The workshop, the second in a series of workshops for EI Africa member organisations, aimed at building the capacity of member organisations to engage more effectively on policy, social dialogue, and collective bargaining, enhancing member organisations’ capacity to organise and mobilise their members through the use of digital technologies, fostering unity, collaboration, and solidarity among EI member organisations in individual countries, in EIRAF zones and in the region.
In his opening remarks, Dr Dennis Sinyolo, Regional Director of EI, stated that building the capacity of teachers for remote and hybrid teaching is a must. He highlighted that technology cannot replace teachers, but with appropriate use, it can be a powerful tool for enhancing their work. He encouraged members to use the
EI Africa Framework on Hybrid and Remote Teaching and Learning adopted in May to inform and support national advocacy and other efforts.
He later urged governments to:
- invest in protective and preventive measures, including vaccines for all who need them;
- meet the internationally agreed education financing benchmarks of investing at least 20% of the national budget or at least 6% of GDP in education;
- provide adequate school infrastructure and equipment, involve teachers and their unions in genuine social and policy; and,
- uphold international labour standards,ratify, and fully implement ILO core Conventions, particularly Convention 87 on Freedom of Association and Protection of the Right to Organise and Convention 98 on the Right to Organise and Collective Bargaining.
The workshop also gave the opportunity to participants to analyse their unions’ strengths, weaknesses and opportunities for renewal, growth, and development; to improve their advocacy and lobbying skills in order to push governments to fulfil their commitment to equitable quality education for all by 2030; to better manage their unions and improve service delivery to members; and, to work more collaboratively with sister unions both within our countries and the sub-region.
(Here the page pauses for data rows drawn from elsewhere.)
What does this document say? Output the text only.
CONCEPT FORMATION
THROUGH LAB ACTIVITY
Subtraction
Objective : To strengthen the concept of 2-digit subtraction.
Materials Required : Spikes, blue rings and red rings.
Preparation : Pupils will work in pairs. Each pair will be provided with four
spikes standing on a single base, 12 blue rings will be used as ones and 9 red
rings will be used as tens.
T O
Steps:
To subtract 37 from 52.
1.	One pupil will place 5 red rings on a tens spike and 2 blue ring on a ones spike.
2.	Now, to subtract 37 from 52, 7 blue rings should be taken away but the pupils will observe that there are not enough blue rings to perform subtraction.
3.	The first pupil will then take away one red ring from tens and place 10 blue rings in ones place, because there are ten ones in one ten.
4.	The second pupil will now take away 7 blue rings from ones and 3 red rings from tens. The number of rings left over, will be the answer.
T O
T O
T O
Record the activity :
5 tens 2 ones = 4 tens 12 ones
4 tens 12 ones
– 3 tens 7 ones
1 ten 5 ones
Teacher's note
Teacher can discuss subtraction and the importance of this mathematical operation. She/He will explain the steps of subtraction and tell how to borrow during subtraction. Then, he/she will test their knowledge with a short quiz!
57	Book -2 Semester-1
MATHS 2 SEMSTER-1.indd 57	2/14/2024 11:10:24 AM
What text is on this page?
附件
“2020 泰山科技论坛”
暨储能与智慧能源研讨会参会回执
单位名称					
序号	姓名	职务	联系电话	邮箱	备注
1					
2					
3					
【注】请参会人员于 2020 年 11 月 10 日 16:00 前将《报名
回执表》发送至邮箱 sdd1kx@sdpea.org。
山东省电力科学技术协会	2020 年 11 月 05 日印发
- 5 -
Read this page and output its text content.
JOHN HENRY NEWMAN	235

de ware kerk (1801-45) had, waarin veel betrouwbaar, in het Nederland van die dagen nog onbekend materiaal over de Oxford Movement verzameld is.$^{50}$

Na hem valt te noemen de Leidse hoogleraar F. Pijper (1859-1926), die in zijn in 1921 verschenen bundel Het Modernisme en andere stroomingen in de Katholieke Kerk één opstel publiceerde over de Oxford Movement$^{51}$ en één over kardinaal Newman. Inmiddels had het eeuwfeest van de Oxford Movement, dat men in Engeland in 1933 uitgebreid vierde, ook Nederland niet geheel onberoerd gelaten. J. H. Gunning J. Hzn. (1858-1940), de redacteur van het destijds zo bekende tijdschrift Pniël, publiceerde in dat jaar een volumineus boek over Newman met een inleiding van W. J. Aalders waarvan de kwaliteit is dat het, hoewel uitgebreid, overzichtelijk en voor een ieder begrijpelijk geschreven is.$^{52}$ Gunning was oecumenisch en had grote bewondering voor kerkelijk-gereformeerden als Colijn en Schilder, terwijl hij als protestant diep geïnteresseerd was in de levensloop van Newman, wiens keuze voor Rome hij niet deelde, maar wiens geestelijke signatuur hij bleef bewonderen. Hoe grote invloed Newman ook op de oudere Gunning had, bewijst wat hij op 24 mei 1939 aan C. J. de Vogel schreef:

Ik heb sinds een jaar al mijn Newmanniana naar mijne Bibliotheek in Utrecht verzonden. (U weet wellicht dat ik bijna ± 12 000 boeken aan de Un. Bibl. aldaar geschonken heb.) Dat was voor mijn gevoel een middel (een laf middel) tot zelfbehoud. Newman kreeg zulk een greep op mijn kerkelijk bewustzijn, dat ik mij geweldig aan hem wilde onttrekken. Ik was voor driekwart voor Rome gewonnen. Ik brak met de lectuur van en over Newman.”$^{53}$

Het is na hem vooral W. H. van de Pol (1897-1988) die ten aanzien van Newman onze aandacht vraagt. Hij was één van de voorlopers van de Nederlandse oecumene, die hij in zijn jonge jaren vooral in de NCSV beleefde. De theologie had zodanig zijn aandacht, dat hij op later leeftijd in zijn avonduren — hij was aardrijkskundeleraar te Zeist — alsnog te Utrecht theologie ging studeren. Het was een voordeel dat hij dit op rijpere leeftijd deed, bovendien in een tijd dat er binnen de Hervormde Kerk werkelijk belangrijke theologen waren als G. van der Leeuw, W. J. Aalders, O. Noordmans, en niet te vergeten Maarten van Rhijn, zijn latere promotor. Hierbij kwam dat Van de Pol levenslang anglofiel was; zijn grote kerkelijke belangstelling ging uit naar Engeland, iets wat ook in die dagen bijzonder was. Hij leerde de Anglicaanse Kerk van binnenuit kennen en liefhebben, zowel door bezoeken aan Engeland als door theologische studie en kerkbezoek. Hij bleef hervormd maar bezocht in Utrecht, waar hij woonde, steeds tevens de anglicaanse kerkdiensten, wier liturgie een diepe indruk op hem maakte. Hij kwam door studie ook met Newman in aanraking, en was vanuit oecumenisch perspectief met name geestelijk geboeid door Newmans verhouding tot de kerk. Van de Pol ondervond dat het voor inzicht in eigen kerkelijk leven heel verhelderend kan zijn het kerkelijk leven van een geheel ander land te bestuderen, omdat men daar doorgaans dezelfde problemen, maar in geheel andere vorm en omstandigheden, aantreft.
The participating unions initiated a strategic plan that would be implemented and reviewed in 2023. Similar workshops will be held for West Africa, Central Africa, and the Arab speaking countries.
‘Unity and collaboration are absolutely essential if we are to overcome present and future challenges confronting the teacher trade union movement in Africa. An injury to one is an injury to all !’, Sinyolo said in his concluding remarks.